On April 29, the European Commission announced a proposed Alternative Investment Fund Managers Directive (Proposed Directive). The Proposed Directive has not yet been published by the Commission. The Proposed Directive requires approval by the European Parliament and the European Council. It will not come into force until two years after that approval, at the earliest in late 2011.  

The Proposed Directive will apply to alternative investment fund managers (AIFMs) managing a portfolio of more than €100 million (approximately $130 million). A higher threshold of €500 million (approximately $665 million) applies to AIFMs that do not use leverage and have a lock-in period of five years or more. AIFMs are defined to include not just managers of hedge funds, private equity funds and other alternative investment funds, but all managers of funds which are not UCITS funds meeting the requirements of the UCITS Directive 85/611/EEC. (UCITS funds are open-ended funds investing in transferable securities and certain other financial instruments which can be marketed to the general public in EU Member States). This will include, for example, managers of real estate funds, commodity funds and infrastructure funds.  

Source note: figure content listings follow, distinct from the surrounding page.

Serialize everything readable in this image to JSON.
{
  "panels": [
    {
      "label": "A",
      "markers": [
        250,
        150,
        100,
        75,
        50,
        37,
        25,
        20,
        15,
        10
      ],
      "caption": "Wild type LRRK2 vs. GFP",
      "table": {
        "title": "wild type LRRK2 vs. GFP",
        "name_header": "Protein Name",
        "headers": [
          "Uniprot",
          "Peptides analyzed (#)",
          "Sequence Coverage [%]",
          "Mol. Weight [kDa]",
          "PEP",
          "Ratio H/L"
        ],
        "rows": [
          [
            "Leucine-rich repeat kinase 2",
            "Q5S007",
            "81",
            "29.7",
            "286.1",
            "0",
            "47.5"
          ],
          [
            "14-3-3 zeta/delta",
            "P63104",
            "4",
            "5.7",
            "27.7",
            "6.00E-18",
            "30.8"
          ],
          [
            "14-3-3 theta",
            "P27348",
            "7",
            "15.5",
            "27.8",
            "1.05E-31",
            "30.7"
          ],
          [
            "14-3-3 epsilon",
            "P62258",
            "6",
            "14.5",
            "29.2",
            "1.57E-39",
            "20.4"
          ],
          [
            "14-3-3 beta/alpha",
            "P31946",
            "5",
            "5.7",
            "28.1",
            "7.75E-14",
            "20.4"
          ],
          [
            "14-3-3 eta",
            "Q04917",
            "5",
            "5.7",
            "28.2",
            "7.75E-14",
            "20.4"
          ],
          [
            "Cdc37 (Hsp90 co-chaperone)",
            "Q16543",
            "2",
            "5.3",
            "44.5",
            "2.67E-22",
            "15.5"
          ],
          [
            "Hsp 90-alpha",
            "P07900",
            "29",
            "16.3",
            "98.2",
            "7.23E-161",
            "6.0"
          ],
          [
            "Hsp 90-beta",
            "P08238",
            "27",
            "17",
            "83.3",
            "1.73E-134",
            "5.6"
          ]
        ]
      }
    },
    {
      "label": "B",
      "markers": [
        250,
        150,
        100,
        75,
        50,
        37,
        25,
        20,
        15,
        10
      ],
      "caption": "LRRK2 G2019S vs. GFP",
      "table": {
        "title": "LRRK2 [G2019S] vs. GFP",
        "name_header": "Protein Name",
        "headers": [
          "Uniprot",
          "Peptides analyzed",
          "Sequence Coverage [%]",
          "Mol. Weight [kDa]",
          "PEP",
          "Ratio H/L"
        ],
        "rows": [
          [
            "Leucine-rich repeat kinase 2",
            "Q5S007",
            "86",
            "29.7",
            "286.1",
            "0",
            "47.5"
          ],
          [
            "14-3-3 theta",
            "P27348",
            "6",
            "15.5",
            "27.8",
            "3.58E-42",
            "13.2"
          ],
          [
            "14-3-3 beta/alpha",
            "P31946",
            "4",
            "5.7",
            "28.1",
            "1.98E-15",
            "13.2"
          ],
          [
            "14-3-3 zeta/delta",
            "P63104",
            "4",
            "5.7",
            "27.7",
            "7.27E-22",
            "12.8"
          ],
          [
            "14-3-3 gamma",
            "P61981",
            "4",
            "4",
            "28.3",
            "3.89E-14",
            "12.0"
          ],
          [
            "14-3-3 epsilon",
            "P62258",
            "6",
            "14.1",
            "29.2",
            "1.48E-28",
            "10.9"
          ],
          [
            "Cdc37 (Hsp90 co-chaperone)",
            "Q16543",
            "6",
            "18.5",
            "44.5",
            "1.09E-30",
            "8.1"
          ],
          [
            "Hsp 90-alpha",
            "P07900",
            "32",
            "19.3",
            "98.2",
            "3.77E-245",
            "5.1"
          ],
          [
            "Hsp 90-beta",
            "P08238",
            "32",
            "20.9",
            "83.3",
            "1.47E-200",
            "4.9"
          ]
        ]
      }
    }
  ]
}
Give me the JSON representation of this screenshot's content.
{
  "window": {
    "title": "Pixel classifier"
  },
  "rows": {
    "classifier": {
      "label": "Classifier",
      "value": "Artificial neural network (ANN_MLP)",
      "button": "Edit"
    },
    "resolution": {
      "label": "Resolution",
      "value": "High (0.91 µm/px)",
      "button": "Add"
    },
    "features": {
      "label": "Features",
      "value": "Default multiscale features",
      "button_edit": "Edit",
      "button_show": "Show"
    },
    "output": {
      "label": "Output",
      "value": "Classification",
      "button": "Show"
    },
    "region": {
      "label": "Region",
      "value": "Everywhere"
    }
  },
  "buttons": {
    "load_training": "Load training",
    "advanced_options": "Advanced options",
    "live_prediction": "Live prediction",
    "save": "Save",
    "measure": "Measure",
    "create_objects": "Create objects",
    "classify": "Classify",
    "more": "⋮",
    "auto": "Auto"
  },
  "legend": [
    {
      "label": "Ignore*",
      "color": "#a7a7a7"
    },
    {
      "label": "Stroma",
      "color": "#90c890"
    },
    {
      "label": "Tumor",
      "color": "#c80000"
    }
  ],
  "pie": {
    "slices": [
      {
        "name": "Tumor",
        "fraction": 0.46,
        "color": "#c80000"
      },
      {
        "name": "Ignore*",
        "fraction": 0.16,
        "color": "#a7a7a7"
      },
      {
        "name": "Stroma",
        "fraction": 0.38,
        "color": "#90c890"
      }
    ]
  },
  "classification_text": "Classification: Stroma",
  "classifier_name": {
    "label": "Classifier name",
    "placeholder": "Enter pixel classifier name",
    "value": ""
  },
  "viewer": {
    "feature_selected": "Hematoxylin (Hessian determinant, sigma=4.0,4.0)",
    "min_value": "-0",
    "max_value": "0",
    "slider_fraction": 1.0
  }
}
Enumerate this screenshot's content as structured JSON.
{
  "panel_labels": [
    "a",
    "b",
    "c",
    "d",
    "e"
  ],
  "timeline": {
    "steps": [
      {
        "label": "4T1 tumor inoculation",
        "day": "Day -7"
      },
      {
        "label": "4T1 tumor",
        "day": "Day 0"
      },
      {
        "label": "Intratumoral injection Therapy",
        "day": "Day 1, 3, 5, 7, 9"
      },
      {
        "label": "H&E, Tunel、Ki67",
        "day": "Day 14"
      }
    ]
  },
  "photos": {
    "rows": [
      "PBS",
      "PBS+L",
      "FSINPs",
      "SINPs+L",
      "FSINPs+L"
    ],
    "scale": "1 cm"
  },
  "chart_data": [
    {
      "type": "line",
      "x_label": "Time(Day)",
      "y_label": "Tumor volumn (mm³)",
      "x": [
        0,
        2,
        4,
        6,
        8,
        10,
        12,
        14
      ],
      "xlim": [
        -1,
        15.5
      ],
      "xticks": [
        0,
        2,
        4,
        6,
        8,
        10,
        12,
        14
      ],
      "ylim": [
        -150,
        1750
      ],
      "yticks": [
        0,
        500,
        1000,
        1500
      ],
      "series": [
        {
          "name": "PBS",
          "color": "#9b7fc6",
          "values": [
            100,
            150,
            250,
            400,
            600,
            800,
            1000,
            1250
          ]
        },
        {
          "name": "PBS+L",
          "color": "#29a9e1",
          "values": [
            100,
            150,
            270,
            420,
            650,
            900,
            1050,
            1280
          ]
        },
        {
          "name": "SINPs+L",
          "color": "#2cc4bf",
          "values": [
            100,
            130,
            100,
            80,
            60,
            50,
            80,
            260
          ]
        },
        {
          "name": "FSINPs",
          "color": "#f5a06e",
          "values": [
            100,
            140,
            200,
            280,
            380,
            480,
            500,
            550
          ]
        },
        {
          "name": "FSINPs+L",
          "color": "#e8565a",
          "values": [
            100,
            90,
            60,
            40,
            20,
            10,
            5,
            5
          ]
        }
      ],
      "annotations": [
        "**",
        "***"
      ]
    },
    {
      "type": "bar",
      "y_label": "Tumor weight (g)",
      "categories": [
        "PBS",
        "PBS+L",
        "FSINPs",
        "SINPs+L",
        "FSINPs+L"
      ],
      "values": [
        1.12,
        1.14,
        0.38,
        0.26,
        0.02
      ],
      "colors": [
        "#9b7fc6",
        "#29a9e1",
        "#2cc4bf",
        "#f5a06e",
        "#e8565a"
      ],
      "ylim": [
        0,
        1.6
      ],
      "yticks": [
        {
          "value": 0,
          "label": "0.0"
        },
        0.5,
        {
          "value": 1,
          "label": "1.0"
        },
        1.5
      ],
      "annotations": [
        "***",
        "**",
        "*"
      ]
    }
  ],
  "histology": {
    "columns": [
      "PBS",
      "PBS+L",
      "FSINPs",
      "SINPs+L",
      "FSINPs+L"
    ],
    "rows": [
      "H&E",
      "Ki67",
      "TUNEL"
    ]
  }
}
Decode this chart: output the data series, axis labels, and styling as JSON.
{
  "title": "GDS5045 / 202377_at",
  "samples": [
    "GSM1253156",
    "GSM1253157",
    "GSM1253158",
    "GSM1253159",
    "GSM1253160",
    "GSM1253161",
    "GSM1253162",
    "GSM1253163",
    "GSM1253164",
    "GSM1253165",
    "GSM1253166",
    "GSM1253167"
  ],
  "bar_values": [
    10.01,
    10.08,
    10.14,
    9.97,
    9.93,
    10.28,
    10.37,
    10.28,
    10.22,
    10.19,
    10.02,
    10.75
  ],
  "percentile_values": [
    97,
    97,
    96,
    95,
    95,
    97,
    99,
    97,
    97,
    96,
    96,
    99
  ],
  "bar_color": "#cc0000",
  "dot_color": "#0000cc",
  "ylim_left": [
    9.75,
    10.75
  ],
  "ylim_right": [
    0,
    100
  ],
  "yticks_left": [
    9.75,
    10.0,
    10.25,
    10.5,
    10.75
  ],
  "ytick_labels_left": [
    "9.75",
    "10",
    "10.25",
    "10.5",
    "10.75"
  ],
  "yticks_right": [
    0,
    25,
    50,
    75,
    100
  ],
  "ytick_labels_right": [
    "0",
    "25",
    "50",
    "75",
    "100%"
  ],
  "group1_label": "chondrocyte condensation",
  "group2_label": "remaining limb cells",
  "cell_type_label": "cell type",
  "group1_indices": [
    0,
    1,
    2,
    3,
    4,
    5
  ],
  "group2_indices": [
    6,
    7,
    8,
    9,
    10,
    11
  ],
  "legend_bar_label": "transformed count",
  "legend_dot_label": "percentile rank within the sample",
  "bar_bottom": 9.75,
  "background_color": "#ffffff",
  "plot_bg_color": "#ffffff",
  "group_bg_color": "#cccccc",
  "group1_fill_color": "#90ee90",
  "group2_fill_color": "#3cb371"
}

The press release and frequently asked questions (FAQs) which the Commission has published indicate that the Proposed Directive:  

  • will require AIFMs to be authorized by the financial services regulator in their home state;
  • will subject AIFMs to meet ongoing minimum financial resources requirements and other regulatory requirements including information disclosure to regulators with respect to its principle exposures, performance data and risk concentrations;  
  • will apply regulatory standards to key service providers to alternative investment funds, including requiring regulated depositaries and regulated valuation agents (valuators);  
  • will require AIFMs to meet defined standards with respect to management of risk, liquidity and conflicts of interest; and  
  • will permit AIFMs to market alternative investment funds to professional investors throughout the EU under a private placement regime. This will apply to funds established in non-EU jurisdictions only after a transitional period of three years from the date the Proposed Directive comes into effect and will be conditional on the jurisdiction of the fund’s domicile being recognized by the EU as having equivalent regulatory and supervisory standards and information-sharing and co-operation arrangements on tax and other matters.  

The Commission stated that it anticipates “intense political discussion and negotiation” in view of the subject matter. It is clear that when the Directive is finally enacted it is likely to differ in significant respects from the Proposed Directive. On one side, the UK government and industry bodies such as the Hedge Fund Standards Board and the Alternative Investment Management Association have condemned the proposed Directive as too heavy handed. On the other side, the Socialist Group of the European Parliament has expressed its dismay that the proposal does not go far enough. The Socialist Group has spoken of a “proposal filled with loopholes which make the real regulatory effects highly ineffective” and is complaining that the Commission is proposing to regulate “only fund managers” and not the funds themselves.